Apakah antara kedua hal tersebut ada perbedaan? Jawabnya, Ya. Karena bisa jadi beritanya benar, tetapi tidak diketahui apa hakikatnya.

Ini akan kita jelaskan dengan kisah yang tejadi pada masa Nabi ṣallallāhu ‘alaihi wa sallam, yaitu ketika Nabi ṣallallāhu ‘alaihi wa sallam keluar dari masjid untuk mengantarkan istri beliau Ṣafiyyah ke rumahnya. Lalu ada dua orang laki-laki yang melihat beliau dan mereka mempercepat langkahnya. Maka Nabi ṣallallāhu ‘alaihi wa sallam bersabda, “Pelan-pelanlah, ini adalah Ṣafiyyah.” (HR. Bukhari: 3107 dan Muslim: 2175)

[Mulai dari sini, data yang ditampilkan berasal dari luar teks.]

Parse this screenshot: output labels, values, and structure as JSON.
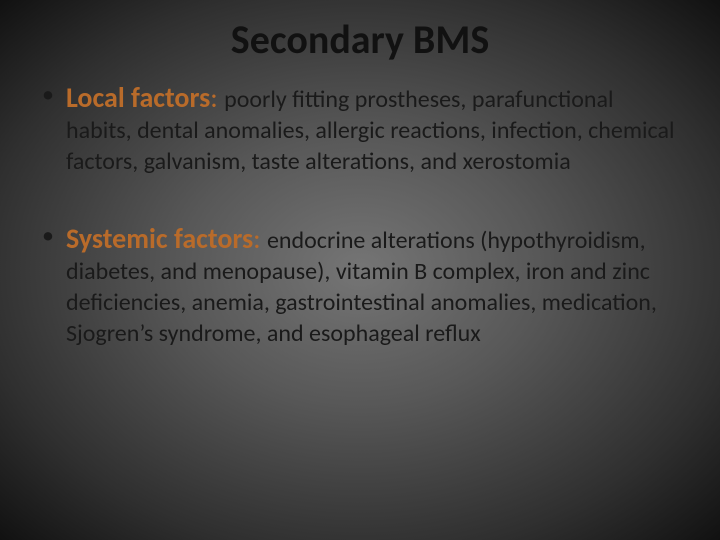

Kalau ada orang yang menyampaikan berita bahwa dia melihat Nabi ṣallallāhu ‘alaihi wa sallam berjalan dengan seorang wanita di kegelapan malam, maka lakilaki itu benar. Akan tetapi dia belum mengetahui hakikat yang terjadi. Inilah yang dikatakan tabayyun (meneliti hakikatnya).

Ada juga contoh yang sering kita hadapi sehari-hari. Salah seorang di antara kita mungkin melihat seseorang masuk ke rumahnya sementara orang lain menuju ke masjid untuk melakukan salat berjemaah.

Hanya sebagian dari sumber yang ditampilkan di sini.